VCU doctors say the ventilator and medicines are the only things keeping Mirranda Lawson's heart and lungs functioning. One of the girl's doctors said in court that it would be "astounding" if she were able to breathe without the machine. The hospital says in court documents that "all clinical tests conducted on Mirranda have been consistent with brain death." The hospital also says that Virginia law indicates doctors could conclude the girl is brain dead without further testing, but that it is complying with national guidelines by pursuing the apnea test "to give the parents absolute confirmation."
But Patrick Lawson said he believes Mirranda is improving. He said her heart rate and blood pressure respond to her favorite music and her family's voices, but the hospital said it can't disclose any details about that because of privacy laws. They want her doctors to give her a portable ventilator and feeding tube so she can be transferred to another hospital or cared for at home.
"Why not see what can happen?" said Alexandra Snyder, executive director of the Life Legal Defense Foundation, a California-based group assisting the Lawsons' attorney.
Throughout the apnea test, Mirranda would continue to receive oxygen and be put back on the ventilator at the first sign of any brain stem activity, VCU Health System said in court filings.

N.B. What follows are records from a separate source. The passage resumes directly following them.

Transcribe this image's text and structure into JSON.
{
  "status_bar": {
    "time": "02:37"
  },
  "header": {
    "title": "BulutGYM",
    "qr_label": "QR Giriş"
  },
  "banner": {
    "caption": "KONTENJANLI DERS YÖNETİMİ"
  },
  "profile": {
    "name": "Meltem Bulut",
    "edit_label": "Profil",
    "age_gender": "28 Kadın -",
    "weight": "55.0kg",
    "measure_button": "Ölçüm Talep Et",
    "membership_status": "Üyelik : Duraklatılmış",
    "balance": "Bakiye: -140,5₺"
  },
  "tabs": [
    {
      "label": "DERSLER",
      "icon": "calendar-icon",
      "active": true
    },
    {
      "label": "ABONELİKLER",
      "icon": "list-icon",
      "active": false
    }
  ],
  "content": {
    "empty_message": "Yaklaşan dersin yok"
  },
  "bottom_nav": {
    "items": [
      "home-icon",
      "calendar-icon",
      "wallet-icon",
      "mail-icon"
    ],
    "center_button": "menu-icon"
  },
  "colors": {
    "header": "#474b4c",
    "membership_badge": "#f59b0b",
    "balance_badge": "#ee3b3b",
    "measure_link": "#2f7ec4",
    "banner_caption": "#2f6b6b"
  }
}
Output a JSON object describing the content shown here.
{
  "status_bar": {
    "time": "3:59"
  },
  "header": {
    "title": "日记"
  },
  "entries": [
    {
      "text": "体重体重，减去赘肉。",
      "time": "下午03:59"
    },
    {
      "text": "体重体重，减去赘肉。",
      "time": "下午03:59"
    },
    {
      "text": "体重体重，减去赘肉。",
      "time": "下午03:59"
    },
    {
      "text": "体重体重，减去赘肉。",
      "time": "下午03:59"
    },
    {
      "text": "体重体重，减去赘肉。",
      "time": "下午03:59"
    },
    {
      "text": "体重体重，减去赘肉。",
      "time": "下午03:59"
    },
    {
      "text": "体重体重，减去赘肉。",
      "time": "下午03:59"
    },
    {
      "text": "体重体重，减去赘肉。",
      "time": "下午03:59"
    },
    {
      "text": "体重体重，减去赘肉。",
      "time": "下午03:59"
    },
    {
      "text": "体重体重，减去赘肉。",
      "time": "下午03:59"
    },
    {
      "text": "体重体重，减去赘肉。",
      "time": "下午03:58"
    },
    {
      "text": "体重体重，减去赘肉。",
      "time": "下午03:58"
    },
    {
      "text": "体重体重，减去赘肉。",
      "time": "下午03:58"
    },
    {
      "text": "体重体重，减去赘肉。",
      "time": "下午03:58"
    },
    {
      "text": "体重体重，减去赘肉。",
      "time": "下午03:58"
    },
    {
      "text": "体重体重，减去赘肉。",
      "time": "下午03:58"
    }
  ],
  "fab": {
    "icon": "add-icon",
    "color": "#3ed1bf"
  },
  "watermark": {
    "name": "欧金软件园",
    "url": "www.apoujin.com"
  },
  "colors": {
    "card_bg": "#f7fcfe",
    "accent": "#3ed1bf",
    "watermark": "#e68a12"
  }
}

David Magnus, of the Stanford Center for Biomedical Ethics, said temporarily taking the child off the ventilator to perform the test shouldn't cause any problems.
"It's hard to see what grounds the family would have to object unless they simply don't want to hear the bad news that their loved one has passed away," Magnus said.
A VCU spokesman said other agencies and hospitals have reviewed Mirranda's case and either couldn't support her intensive care needs or said they wouldn't do anything different than what's being done.
"This is a difficult situation," spokesman Michael Porter said in an email. "Mirranda's medical team and everyone involved want the best for Mirranda and her family."
Patrick Lawson says he just wants to give his daughter more time.
"She was always very strong and determined," he said. "She's proving them all wrong."